Why, why is my program running so slowly? Why does it run out of memory? And that's

faced programmers for a really long time and the insight to address this. Deuter

Kanoof, in the 1970s, was that, we really can use the scientific method to

understand the performance of algorithms in operation. Maybe we're not unlocking

new secrets of the universe but, we can use the, scientific method, and treat the

computer, as something to be studied in that way and come to an understanding of

how our program are going to perform. And let's take a look at that in more detail.

So this just a quick summary of what we mean by the scientific method, which has,

been successful for a couple of centuries now. So, what we're going to do is,

observe from some feature of the natural world. In this case, it's going to be the

running time of our program on a computer. Then we're going to develop hypothesis

some model that's consistent with the observations, and we're going to hope

that, that hypothesis is good enough that it'll allow us to predict something.

Usually predict a running time for larger problem size, or on a different computer.

And then we'll verify the predictions by making more observations, and validate

until we're comfortable that our model hypothesis and observations all agree.

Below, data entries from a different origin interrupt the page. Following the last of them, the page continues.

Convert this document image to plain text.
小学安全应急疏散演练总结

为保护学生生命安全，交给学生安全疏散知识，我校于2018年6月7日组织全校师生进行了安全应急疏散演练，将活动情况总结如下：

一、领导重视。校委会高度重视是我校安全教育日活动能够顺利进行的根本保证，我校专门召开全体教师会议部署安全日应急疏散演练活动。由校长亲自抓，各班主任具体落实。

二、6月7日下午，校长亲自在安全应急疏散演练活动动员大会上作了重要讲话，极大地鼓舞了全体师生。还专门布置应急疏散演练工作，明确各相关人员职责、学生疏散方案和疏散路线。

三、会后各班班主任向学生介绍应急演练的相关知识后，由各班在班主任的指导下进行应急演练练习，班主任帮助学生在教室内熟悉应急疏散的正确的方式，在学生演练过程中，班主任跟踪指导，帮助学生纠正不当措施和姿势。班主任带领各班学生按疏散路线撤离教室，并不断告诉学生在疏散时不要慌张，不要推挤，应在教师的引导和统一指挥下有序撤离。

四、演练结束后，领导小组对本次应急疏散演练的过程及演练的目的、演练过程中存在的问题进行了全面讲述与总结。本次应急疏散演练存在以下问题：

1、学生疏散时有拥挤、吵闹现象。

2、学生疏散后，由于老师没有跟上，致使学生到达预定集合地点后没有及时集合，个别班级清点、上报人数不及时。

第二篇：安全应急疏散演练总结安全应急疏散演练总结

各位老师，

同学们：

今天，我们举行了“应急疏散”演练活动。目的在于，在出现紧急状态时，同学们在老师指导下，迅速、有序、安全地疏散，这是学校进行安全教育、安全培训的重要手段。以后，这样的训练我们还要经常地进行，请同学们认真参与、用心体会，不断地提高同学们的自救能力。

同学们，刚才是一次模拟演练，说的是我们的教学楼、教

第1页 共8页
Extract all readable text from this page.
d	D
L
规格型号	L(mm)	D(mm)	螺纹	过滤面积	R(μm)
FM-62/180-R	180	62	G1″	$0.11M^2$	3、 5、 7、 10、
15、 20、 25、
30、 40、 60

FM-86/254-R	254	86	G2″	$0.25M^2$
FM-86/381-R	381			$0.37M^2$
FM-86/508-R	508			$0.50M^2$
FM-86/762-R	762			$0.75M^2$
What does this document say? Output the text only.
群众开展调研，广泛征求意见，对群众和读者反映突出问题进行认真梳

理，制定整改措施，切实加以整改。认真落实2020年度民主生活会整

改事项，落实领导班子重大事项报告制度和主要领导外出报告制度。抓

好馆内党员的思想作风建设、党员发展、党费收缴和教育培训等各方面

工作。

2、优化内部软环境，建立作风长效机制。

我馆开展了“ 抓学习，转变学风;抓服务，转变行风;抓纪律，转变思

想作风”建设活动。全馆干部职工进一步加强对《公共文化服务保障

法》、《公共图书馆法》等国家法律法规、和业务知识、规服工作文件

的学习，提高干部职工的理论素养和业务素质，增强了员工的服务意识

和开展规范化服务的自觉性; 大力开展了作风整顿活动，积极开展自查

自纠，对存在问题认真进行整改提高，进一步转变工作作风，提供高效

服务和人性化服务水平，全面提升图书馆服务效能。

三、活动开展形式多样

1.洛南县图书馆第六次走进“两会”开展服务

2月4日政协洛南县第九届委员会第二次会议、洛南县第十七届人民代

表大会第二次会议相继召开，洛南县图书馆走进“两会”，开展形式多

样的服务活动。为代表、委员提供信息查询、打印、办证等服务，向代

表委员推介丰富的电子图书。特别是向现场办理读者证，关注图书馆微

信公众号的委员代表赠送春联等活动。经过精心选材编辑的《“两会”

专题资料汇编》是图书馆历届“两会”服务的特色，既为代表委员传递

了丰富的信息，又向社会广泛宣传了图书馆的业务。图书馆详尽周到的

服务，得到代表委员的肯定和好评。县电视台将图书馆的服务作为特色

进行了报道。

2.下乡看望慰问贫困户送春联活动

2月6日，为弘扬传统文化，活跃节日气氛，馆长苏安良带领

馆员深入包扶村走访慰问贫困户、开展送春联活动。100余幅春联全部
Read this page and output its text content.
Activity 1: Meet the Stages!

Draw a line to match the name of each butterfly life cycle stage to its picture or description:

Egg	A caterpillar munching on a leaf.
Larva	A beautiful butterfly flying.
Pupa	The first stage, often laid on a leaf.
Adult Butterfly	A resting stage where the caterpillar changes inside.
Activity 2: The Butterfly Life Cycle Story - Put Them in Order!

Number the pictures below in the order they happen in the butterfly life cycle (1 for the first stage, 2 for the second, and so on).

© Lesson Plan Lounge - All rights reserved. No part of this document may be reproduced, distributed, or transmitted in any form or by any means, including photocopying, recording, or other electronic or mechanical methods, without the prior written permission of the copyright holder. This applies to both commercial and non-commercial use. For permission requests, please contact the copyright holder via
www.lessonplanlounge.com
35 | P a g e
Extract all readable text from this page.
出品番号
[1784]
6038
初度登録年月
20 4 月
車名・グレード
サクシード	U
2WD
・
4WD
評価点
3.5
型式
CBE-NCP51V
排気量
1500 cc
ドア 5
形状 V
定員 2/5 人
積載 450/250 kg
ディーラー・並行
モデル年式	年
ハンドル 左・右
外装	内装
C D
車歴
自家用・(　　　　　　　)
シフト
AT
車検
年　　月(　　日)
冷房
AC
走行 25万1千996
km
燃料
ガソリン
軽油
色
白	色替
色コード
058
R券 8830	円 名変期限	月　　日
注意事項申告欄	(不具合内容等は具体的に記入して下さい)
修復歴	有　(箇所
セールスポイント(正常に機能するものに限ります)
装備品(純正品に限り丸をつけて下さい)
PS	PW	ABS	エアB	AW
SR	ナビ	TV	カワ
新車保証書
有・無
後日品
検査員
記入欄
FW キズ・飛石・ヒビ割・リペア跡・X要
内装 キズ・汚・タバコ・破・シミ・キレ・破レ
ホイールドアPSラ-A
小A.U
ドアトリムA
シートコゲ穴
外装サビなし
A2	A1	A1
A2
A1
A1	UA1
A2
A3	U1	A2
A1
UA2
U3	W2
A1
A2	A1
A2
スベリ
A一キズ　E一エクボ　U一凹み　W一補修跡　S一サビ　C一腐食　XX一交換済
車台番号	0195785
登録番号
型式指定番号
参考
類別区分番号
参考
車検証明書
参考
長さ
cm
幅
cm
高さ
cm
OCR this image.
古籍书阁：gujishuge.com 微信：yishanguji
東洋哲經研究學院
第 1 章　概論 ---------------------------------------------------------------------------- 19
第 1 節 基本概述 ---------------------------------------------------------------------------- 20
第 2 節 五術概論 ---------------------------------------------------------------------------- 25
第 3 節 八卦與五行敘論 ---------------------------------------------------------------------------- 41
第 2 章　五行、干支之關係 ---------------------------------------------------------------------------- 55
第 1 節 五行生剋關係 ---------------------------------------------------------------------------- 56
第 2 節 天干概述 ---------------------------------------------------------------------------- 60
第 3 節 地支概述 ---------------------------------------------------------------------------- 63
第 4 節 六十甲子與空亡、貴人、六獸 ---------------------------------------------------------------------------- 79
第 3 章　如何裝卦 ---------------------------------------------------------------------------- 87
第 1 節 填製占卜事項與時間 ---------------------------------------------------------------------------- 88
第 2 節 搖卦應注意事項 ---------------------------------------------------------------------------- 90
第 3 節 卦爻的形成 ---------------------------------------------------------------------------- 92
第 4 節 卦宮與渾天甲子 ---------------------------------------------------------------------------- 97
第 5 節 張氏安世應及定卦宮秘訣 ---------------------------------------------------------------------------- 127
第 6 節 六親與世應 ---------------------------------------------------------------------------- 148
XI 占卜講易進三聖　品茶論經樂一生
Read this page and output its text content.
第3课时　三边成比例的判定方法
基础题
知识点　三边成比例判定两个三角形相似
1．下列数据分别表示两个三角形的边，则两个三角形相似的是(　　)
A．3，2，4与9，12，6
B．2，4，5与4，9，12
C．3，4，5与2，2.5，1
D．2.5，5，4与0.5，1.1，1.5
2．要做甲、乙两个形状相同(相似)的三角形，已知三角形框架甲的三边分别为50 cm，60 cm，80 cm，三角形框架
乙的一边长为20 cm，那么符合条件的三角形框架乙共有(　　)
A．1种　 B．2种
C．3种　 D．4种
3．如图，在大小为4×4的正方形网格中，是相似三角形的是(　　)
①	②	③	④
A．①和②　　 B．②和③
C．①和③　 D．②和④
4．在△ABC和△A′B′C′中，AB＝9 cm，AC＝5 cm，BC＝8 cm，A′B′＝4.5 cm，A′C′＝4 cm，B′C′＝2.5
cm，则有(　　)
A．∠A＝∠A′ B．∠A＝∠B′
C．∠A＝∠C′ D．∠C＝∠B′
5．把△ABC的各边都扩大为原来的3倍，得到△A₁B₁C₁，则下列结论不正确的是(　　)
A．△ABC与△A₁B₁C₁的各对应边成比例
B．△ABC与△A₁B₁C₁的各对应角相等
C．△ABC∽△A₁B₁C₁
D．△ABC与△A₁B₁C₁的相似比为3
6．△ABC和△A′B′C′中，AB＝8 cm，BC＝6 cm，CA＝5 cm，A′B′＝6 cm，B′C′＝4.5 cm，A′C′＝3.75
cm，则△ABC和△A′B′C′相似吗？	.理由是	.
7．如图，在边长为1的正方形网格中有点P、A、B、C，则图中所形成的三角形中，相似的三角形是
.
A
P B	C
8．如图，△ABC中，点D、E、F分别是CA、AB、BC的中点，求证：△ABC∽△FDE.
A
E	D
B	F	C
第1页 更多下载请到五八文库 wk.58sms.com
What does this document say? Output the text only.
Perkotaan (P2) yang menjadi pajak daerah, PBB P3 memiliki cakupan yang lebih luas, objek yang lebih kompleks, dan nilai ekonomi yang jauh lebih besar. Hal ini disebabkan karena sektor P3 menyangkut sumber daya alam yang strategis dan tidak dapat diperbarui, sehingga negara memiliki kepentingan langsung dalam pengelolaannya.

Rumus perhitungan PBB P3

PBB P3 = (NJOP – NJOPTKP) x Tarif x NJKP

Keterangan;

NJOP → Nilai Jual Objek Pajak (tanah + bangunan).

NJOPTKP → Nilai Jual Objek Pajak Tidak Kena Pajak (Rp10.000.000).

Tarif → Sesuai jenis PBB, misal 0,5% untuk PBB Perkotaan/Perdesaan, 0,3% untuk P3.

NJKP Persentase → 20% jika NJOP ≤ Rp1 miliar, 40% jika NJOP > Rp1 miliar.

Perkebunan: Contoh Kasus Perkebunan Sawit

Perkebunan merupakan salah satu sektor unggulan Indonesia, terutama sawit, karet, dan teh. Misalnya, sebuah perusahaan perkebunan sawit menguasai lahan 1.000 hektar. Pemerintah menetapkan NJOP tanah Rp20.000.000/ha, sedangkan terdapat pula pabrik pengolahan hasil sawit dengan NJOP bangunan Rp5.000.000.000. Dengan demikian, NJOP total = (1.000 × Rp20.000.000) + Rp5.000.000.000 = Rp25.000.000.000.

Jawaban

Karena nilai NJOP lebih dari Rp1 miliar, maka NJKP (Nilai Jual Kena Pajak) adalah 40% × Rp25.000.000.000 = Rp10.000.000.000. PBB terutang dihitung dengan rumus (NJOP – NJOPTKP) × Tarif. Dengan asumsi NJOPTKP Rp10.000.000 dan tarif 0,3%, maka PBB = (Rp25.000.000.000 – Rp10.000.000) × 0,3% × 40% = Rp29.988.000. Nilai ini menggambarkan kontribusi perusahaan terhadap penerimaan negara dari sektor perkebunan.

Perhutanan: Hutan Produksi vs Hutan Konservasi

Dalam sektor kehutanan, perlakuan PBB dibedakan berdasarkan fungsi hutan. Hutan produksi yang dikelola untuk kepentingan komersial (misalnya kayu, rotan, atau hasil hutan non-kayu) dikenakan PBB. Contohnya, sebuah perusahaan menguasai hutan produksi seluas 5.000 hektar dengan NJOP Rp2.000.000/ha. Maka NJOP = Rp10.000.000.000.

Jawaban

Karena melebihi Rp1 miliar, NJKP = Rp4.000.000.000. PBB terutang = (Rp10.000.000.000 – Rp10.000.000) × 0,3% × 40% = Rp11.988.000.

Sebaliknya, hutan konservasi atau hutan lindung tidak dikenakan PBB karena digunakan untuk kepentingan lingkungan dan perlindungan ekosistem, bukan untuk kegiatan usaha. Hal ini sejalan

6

That's a way to get comfort that we understand the performance of our

programs. Now, the within the scientific method, there's some basic principles and

the, the first is that if you're going to run experiments, you should expect that

somebody else should be able to run experiments and get the same result. And

also the hypotheses have to have a specific property that the experiment can

show the hypothesis to be wrong. So, it has to be carefully crafted, and we'll be

sure to try to do that. So, and again the future of the natural world that we're

studying is some particular computer that exists in the natural world. It changes

the algorithm from an abstraction to a, some, some kind of actual physical thing

happening like electrons racing around inside the computer.